Perubahan yang fundamental tersebut terjadi karena sore hari setelah
Proklamasi Kemerdekaan Republik Indonesia oleh Bung Karno dan Bung Hatta yakni
tanggal 17 Agustus 1945 itu, seorang opsir Kaigun (Angkatan Laut) datang menemui
Bung Hatta, menyampaikan bahwa wakil-wakil dari agama Protestan dan agama
Katolik dalam daerah-daerah yang dikuasai oleh Angkatan Laut Jepang menyatakan
keberatan terhadap bagian kalimat dalam Pembukaan Undang-Undang Dasar yang
dirumuskan oleh panitia Sembilan dalam bunyi Ketuhanan dengan kewajiban
menjalankan syariat Islam bagi pemeluk-pemeluknya. Mereka para wakil-wakil
katolik dan protestan mengakui bahwa bagian kalimat itu tidak mengikat mereka,
hanya mengenai rakyat yang beragama Islam saja. Bung Hatta kemudian menemui
beberapa pemimpin Islam untuk membicarakan hal tersebut, yakni Ki Bagus
Hadikusumo, Kasman Singodimedjo, dan Teuku Muhammad Hasan.
Mantan Menteri Luar Negeri dan tokoh diplomasi kemerdekaan RI Mr.

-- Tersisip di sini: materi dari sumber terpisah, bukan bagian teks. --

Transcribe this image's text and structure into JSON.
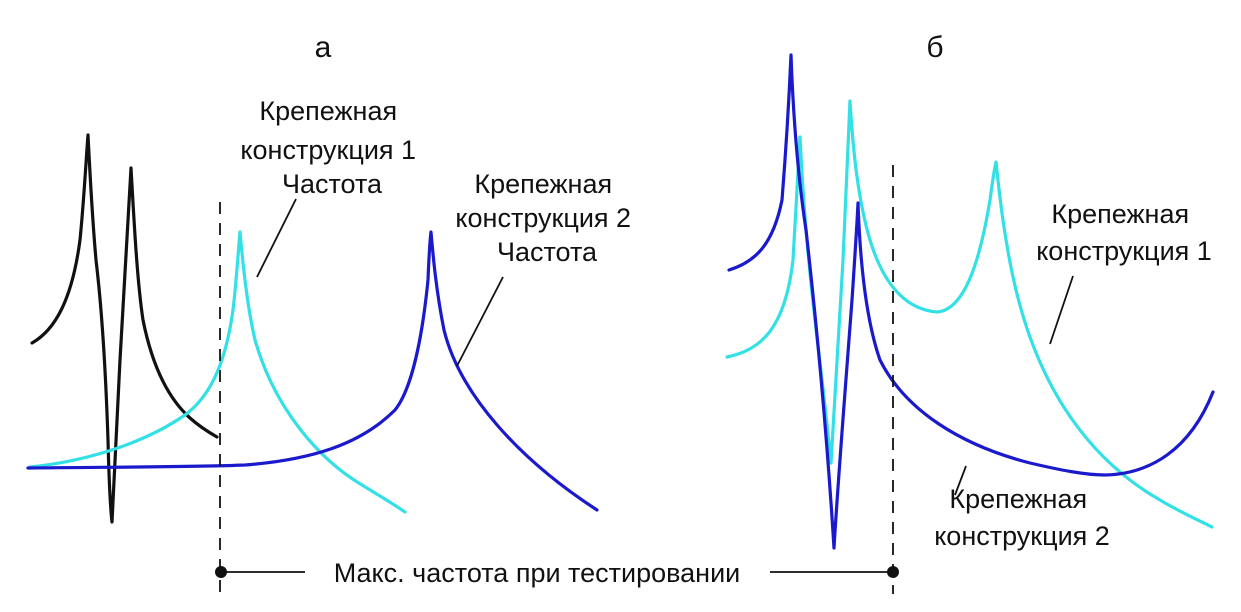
{
  "panels": {
    "a": {
      "letter": "а",
      "label_mount1": [
        "Крепежная",
        "конструкция 1",
        "Частота"
      ],
      "label_mount2": [
        "Крепежная",
        "конструкция 2",
        "Частота"
      ]
    },
    "b": {
      "letter": "б",
      "label_mount1": [
        "Крепежная",
        "конструкция 1"
      ],
      "label_mount2": [
        "Крепежная",
        "конструкция 2"
      ]
    }
  },
  "bottom_caption": "Макс. частота при тестировании",
  "colors": {
    "black_curve": "#111111",
    "cyan_curve": "#33e0e6",
    "blue_curve": "#1a1acc"
  }
}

Mohamad Roem menulis, “Hilangnya tujuh perkataan (dalam Piagam Jakarta, pen)
dirasakan oleh umat Islam sebagai kerugian besar dan tidak jarang yang
menyayangkannya. Tetapi, karena hilangnya tujuh perkataan itu dimaksudkan agar
golongan Protestan dan Katolik jangan memisahkan diri dari Republik Indonesia,
maka umat Islam bersedia memberi korban yang besar itu. Karena itu, Menteri
Agama, Jenderal Alamsjah Ratu Perwiranegara, pernah mengatakan bahwa Pancasila
adalah hadiah terbesar yang diberikan umat Islam kepada Republik Indonesia.”

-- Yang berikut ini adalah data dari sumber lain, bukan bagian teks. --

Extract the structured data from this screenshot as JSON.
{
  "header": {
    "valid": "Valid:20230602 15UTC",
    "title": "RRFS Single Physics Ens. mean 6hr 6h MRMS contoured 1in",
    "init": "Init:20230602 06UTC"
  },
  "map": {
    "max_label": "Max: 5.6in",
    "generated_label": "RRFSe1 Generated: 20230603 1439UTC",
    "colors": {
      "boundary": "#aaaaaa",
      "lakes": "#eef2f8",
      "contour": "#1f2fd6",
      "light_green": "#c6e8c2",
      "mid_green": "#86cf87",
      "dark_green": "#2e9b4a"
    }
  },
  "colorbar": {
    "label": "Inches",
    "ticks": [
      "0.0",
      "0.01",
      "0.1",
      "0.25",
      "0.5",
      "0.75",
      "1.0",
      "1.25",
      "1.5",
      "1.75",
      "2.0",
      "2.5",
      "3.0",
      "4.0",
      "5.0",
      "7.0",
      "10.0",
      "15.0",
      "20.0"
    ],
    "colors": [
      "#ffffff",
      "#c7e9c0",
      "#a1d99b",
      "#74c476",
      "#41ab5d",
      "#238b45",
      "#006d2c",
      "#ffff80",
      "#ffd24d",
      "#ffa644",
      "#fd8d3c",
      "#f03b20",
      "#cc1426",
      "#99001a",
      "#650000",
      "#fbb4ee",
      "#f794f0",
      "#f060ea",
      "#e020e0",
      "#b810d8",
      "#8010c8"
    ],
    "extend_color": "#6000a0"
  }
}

Keputusan yang diambil oleh beberapa pemimpin Islam dalam waktu yang
sangat singkat itu, sungguh mencerminkan sikap kenegarawanan dan komitmen
terhadap persatuan dan kesatuan bangsa yang tiada bandingnya dalam sejarah
Republik Indonesia.
Dalam kaitan ini Bung Hatta dalam bukunya Sekitar Proklamasi (1970)
menyatakan, “Pada waktu itu kami menginsyafi bahwa semangat Piagam Jakarta tidak
lenyap dengan menghilangkan perkataan Ketuhanan dengan kewajiban menjalankan
syariat Islam bagi pemeluk-pemeluknya, dan menggantinya dengan kalimat yang
berbunyi Ketuhanan Yang Maha Esa.” Hal-hal yang mengenai syariat Islam yang
berhubungan dengan kepentingan umat Islam, menurut Hatta, dapat diajukan ke DPR
untuk diatur dalam bentuk Undang-Undang.
Dalam perkembangan politik nasional setelah Majelis Konstituante yang
dibentuk berdasarkan Pemilu 1955 berlarut-larut dalam merumuskan perubahan
UUD, Presiden Soekarno atas desakan TNI Angkatan Darat mengumumkan Dekrit
Presiden 5 Juli 1959 yang memberlakukan kembali Undang-Undang Dasar 1945.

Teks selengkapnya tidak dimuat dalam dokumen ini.